Sim, definitivamente. Seria egoísta não compartilhar isso com os outros depois de ter sofrido e encontrado uma cura.

O caminho de cada um é diferente. Eu espero que minha história inspire os leitores a seguirem adiante em suas jornadas pessoais, a ouvirem sua voz interior e a confiarem no processo.

Quando estamos tristes, uma lista de 50 coisas a fazer para melhorar só piora a situação. Tudo o que precisamos é da esperança vinda de alguém que esteve no vale das trevas e voltou à vida. Isso é o que a história de Mercedes Sosa e a minha têm em comum.

Voltamos a viver ao sol depois de um inverno sob a terra.
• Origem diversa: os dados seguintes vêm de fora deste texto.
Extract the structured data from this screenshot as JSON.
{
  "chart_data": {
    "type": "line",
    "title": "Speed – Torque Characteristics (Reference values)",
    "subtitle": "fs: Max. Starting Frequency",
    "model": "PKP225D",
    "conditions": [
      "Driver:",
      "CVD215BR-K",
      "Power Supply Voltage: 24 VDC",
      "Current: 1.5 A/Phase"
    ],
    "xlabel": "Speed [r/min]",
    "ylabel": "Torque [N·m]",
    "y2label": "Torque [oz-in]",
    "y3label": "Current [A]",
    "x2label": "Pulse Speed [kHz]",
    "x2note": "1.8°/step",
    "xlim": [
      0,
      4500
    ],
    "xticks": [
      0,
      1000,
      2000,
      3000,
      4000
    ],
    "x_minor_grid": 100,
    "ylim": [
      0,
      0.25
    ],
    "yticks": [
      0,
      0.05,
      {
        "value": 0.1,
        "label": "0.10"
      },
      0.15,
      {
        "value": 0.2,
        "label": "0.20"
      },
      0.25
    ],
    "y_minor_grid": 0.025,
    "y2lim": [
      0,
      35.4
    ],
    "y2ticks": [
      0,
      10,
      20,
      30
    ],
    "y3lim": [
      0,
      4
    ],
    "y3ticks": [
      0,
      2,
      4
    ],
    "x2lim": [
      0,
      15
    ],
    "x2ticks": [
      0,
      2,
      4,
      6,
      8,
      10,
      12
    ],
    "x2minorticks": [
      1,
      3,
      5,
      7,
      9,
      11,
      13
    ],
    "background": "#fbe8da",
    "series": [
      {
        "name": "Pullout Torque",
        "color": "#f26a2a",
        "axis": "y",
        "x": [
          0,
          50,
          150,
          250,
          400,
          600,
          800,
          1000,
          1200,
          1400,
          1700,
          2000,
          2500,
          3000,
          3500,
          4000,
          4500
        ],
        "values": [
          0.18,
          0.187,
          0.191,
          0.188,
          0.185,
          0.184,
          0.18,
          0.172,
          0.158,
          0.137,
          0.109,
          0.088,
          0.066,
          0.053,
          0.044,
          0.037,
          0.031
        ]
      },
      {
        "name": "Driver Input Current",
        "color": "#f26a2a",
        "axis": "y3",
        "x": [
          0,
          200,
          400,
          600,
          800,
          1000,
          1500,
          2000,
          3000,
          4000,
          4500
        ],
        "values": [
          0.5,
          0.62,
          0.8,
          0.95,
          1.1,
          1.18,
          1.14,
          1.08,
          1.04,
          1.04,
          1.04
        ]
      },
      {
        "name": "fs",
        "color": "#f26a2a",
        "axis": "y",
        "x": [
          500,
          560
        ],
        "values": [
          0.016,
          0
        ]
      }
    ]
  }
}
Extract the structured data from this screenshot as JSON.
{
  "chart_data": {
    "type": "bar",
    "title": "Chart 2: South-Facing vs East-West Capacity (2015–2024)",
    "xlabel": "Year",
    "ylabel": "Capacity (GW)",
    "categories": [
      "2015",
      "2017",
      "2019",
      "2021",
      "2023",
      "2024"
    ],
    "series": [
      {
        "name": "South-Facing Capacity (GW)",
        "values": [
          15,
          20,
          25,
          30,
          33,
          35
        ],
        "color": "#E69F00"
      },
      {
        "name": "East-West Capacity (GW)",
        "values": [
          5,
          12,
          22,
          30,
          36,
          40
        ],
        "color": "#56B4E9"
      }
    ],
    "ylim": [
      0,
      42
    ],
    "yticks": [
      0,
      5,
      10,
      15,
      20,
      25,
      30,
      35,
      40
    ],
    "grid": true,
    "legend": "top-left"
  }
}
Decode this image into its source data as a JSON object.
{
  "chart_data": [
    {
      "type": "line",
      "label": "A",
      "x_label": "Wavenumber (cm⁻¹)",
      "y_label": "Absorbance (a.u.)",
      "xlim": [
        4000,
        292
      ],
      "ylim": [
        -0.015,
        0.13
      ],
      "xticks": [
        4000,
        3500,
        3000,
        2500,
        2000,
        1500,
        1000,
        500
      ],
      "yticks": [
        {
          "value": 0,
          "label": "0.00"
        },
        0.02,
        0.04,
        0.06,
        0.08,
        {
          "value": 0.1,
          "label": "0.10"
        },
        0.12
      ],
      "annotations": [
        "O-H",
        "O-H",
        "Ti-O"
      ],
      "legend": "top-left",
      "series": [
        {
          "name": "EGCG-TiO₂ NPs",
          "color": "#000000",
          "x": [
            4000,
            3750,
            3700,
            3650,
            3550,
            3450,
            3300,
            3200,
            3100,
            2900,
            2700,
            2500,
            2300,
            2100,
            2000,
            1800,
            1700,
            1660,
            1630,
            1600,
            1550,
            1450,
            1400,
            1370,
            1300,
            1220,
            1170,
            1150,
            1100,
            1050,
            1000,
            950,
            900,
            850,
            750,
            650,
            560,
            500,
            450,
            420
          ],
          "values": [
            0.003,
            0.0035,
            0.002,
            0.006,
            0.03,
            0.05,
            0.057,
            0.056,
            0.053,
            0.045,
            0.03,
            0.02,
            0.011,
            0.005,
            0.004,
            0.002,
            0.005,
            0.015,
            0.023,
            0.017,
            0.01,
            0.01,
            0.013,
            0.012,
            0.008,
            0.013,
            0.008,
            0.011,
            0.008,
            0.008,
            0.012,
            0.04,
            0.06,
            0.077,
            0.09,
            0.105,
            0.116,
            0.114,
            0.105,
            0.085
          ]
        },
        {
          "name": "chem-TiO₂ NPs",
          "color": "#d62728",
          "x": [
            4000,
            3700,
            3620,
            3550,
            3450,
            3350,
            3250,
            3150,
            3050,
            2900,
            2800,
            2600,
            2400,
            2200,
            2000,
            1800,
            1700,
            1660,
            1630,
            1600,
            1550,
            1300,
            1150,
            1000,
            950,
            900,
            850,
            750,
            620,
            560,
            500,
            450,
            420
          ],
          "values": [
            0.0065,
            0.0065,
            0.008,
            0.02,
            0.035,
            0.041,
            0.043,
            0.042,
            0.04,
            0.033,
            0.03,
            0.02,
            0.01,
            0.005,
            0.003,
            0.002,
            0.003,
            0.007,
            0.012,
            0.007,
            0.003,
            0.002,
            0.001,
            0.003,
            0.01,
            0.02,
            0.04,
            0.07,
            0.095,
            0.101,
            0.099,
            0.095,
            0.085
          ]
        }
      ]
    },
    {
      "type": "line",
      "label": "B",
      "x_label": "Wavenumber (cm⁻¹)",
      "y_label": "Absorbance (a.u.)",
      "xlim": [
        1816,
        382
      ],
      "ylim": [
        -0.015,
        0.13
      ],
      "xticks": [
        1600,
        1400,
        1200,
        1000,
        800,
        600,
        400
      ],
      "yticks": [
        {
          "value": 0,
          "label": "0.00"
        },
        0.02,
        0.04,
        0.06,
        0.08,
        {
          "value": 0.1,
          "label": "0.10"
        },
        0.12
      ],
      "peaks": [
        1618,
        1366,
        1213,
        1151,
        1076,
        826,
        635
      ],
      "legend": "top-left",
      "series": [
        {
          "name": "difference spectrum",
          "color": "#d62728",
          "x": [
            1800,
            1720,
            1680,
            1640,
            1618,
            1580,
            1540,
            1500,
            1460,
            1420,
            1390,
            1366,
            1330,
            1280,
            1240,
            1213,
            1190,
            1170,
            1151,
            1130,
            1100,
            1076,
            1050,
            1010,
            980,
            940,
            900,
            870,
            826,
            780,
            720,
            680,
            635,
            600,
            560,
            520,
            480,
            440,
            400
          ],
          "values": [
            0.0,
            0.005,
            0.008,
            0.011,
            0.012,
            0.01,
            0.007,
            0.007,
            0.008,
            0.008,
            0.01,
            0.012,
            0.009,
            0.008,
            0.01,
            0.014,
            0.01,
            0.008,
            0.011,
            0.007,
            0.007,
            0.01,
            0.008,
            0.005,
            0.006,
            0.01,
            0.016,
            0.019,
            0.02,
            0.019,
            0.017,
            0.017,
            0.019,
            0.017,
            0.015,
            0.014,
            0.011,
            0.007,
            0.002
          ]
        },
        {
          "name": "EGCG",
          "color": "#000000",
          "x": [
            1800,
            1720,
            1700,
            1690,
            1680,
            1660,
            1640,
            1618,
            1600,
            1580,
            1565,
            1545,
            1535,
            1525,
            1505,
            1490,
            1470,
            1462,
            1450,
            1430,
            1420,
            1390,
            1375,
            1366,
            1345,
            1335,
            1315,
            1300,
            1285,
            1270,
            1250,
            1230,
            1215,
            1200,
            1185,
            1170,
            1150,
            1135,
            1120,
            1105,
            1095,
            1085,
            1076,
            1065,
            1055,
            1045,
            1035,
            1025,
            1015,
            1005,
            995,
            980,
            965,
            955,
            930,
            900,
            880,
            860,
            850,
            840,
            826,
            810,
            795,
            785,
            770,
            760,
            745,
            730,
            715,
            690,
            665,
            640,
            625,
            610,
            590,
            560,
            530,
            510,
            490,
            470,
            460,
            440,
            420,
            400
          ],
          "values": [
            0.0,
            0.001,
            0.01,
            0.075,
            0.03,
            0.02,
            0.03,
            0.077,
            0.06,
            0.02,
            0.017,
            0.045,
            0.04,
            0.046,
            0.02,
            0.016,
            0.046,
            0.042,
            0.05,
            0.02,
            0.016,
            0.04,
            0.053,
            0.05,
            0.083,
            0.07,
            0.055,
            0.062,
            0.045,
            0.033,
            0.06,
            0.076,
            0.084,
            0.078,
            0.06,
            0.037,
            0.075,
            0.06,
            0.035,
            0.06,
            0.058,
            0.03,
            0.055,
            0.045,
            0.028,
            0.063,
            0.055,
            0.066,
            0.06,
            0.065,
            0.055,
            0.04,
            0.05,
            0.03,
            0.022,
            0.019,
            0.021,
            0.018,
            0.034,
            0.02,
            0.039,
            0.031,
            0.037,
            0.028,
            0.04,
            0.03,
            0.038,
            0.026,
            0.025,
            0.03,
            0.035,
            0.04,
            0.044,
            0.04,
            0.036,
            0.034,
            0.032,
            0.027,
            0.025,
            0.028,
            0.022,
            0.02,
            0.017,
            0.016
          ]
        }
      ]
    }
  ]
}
Como diz uma das minhas músicas favoritas, Como la Cigarra:

Tantas vezes me mataram / Tantas vezes eu morri / Entretanto estou aqui / Ressuscitando / Graças dou à desgraça / E à mão com o punhal / Porque me matou tão mal / E segui cantando / Cantando ao sol / Como a cigarra / Depois de um ano / Debaixo da terra / Como o sobrevivente / Que volta da guerra.

Qual foi seu maior aprendizado, do momento em começou as pesquisas até a publicação do livro?

É difícil mencionar apenas uma coisa. Em relação ao meu processo pessoal, aprendi que não precisamos carregar o passado conosco para sempre. Podemos reescrever nossa história sem viver como vítimas a vida toda.

Quando penso na minha infância, já não sinto mais dor. Além disso, retomei meu relacionamento com a minha mãe antes que ela falecesse, em 2020.

Em relação à publicação, meu maior aprendizado tem sido me conectar com pessoas da América Latina, com gente que compartilha comigo a paixão por Mercedes Sosa.

Durante anos, eu me senti muito só, pois tinha apenas duas pessoas com quem podia compartilhar meu entusiasmo. De repente, tive milhares de seguidores no Facebook e muitas pessoas me escrevendo, compartilhando suas histórias pessoais sobre um show ou um encontro pessoal com Mercedes Sosa. Isso também aumentou minha compreensão sobre a situação social e política na América Latina naquela época, bem como atualmente.

Também conheci muitos artistas e hoje em dia ouço sobretudo música latino-americana.

Sou muito grata aos latino-americanos que me encorajaram e me receberam de braços abertos. Fiz novas amizades, e minha vida foi enriquecida de muitas maneiras.